If you’ve spent any time looking around on internet dating sites for that special someone, you know how awkward it can be. You also get pretty familiar with what most people are looking for in a potential life mate with whom they’ll very likely have some inebriated casual sex and not much else. One of those traits is being “laid back”.
It makes sense. After all, to quote Ferris Bueller, life comes at you fast. If you’re going to hang around with someone new, the last thing you want is for them to be freaking out all the time.
Of course, some of the people you meet on any corner of the Internet are also going to have habits and behaviors that absolutely should freak any sane person out, this blog being no exception. After a while, one might be led to wonder if the people desperately seeking someone who is “laid back” are doing so because they are themselves “dangerous lunatics” and only someone so “laid back” as to be indistinguishable from “comatose” could stand it.
Cheryl, for instance, is fond of the phrase “Don’t judge,” with which she attempts to put the burden of understanding for her ridiculous acts on me, rather than leaving the burden upon herself to not act like a retard. After all, the entire point of dating someone is to judge whether you should continue dating them. If you’re too laid back, you might never realize who in your life is in need of some strange looks, or possibly a shove out an open car door.
Mind you, I did not meet Cheryl on the internet, but she’s every bit as weird as anyone I ever did.
But dating internet weirdos is not the only facet of life in which one can be too laid back. These are my thoughts as I look at the Cruzbike conversion kit which turns Y-frame mountain bikes into recumbents, a process not unlike turning a bad girlfriend into a worse wife.

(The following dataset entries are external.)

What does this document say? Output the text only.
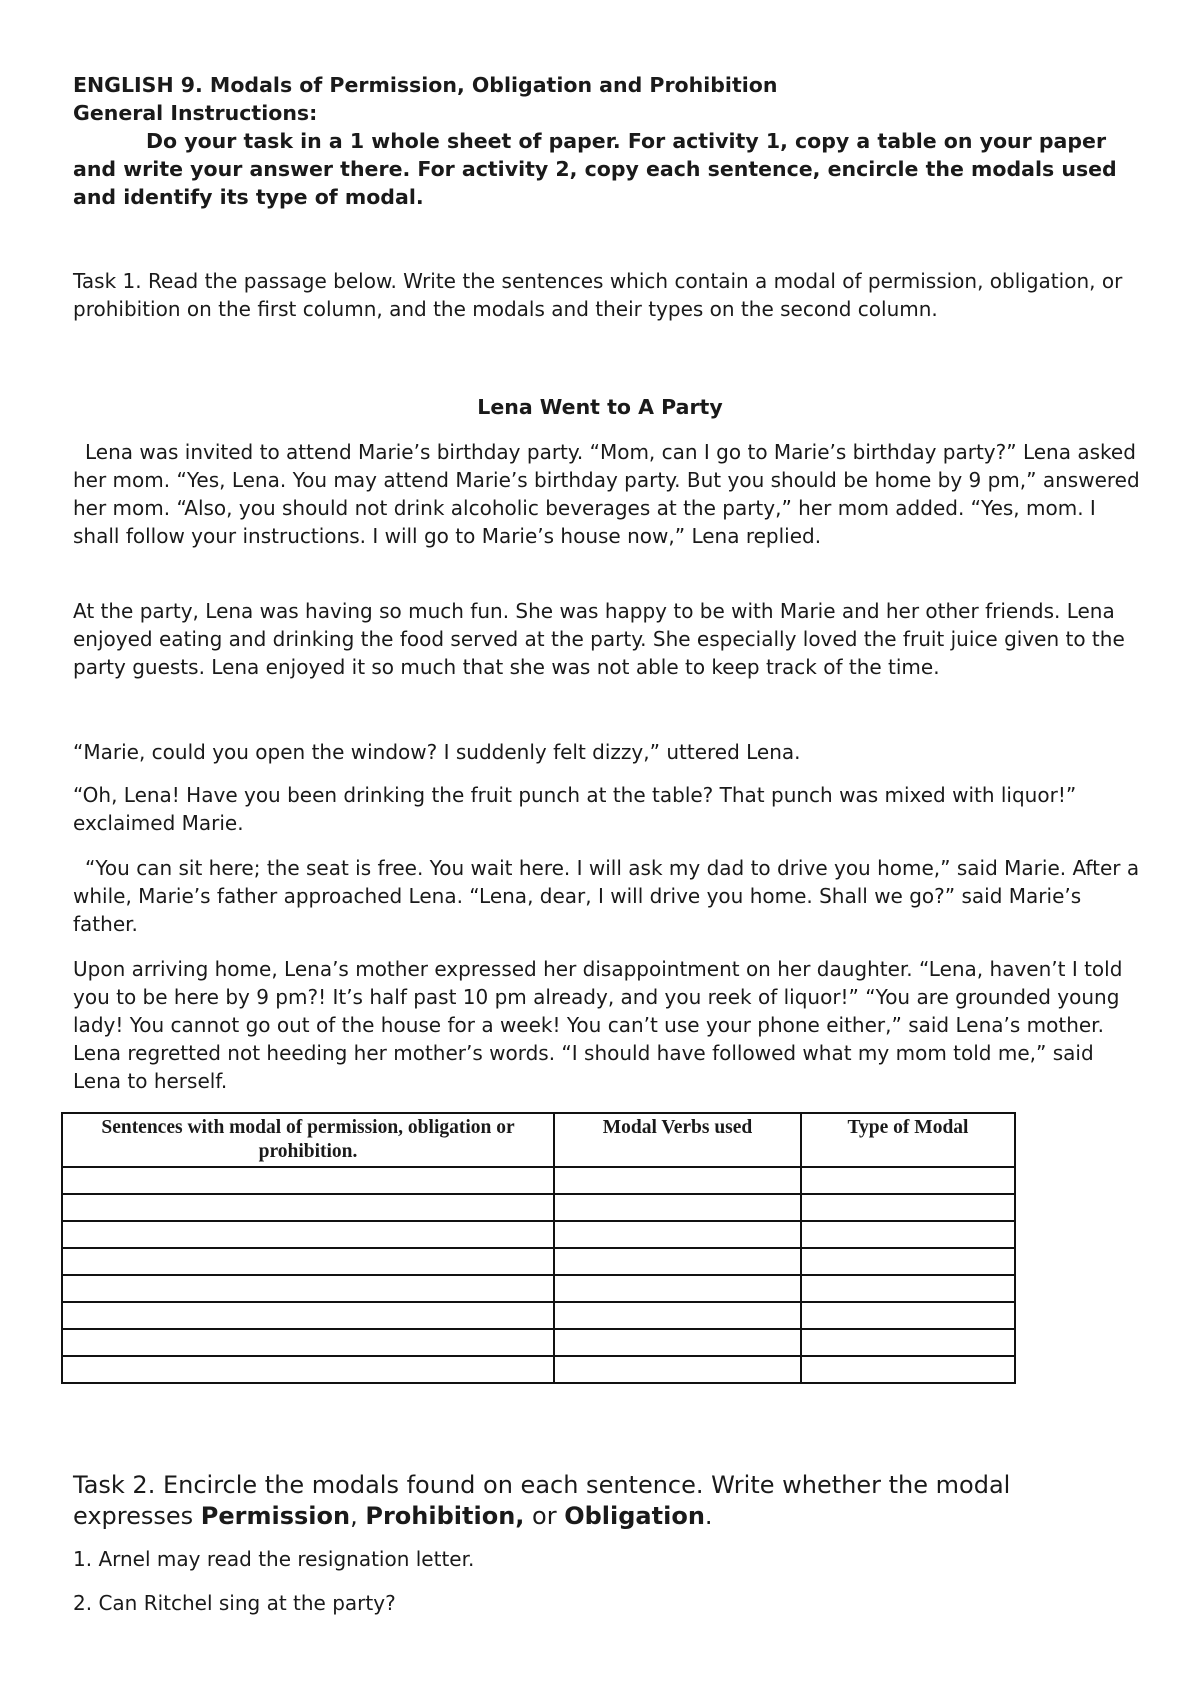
ENGLISH 9. Modals of Permission, Obligation and Prohibition

General Instructions:

Do your task in a 1 whole sheet of paper. For activity 1, copy a table on your paper and write your answer there. For activity 2, copy each sentence, encircle the modals used and identify its type of modal.

Task 1. Read the passage below. Write the sentences which contain a modal of permission, obligation, or prohibition on the first column, and the modals and their types on the second column.

Lena Went to A Party

Lena was invited to attend Marie’s birthday party. “Mom, can I go to Marie’s birthday party?” Lena asked her mom. “Yes, Lena. You may attend Marie’s birthday party. But you should be home by 9 pm,” answered her mom. “Also, you should not drink alcoholic beverages at the party,” her mom added. “Yes, mom. I shall follow your instructions. I will go to Marie’s house now,” Lena replied.

At the party, Lena was having so much fun. She was happy to be with Marie and her other friends. Lena enjoyed eating and drinking the food served at the party. She especially loved the fruit juice given to the party guests. Lena enjoyed it so much that she was not able to keep track of the time.

“Marie, could you open the window? I suddenly felt dizzy,” uttered Lena.

“Oh, Lena! Have you been drinking the fruit punch at the table? That punch was mixed with liquor!” exclaimed Marie.

“You can sit here; the seat is free. You wait here. I will ask my dad to drive you home,” said Marie. After a while, Marie’s father approached Lena. “Lena, dear, I will drive you home. Shall we go?” said Marie’s father.

Upon arriving home, Lena’s mother expressed her disappointment on her daughter. “Lena, haven’t I told you to be here by 9 pm?! It’s half past 10 pm already, and you reek of liquor!” “You are grounded young lady! You cannot go out of the house for a week! You can’t use your phone either,” said Lena’s mother. Lena regretted not heeding her mother’s words. “I should have followed what my mom told me,” said Lena to herself.

Sentences with modal of permission, obligation or prohibition.	Modal Verbs used	Type of Modal

Task 2. Encircle the modals found on each sentence. Write whether the modal expresses Permission, Prohibition, or Obligation.

1. Arnel may read the resignation letter.

2. Can Ritchel sing at the party?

“But Jim,” you might be saying. “What’s wrong with recumbents?”
Well, nothing, really. There’s also nothing really wrong with wearing your pants pulled up to your nipples, wearing your hair combed over your obvious bald spot, or shouting at kids to get off your lawn. Riding laid back is really just the most senior position of a devoted cyclist that starts with the ever-moving stem/seat position.
You see, road bikes come with positive rise stems and a couple of spacers, as demonstrated here by a photo that I lifted from oldfartcycling.org (not a made up domain). Then, thanks to peer pressure from fellow riders, the new cyclist will flip his stem into a negative rise position and lose the spacers one by one as his core becomes stronger, eventually riding with his stem right down on the headset as the pros do. This position gives the greatest aerodynamic as well as smugodynamic benefits.
As a cyclist ages, however, the spacers start to reappear, perhaps in conjunction with a positive rise stem. The rider’s back-to-top-tube angle increases year by year until he finally reaches the tipping point and falls backward into a recumbent position. In this way, people with a desire to ride and a stark lack of shame can pedal into their golden years. I’m sure I will be there soon enough, at which point I will doubtless delete this post.
So, if you have a mountain bike in your garage that you bought anywhere with “Mart” in the name and an upright riding position is no longer your thing, perhaps the Cruzbike conversion kit is for you. I must admit I’d love to build one up and ride it around some to see what sort of reactions I can get about it. Call me curious.
Now I have to spend some time on my combover, so get off my lawn!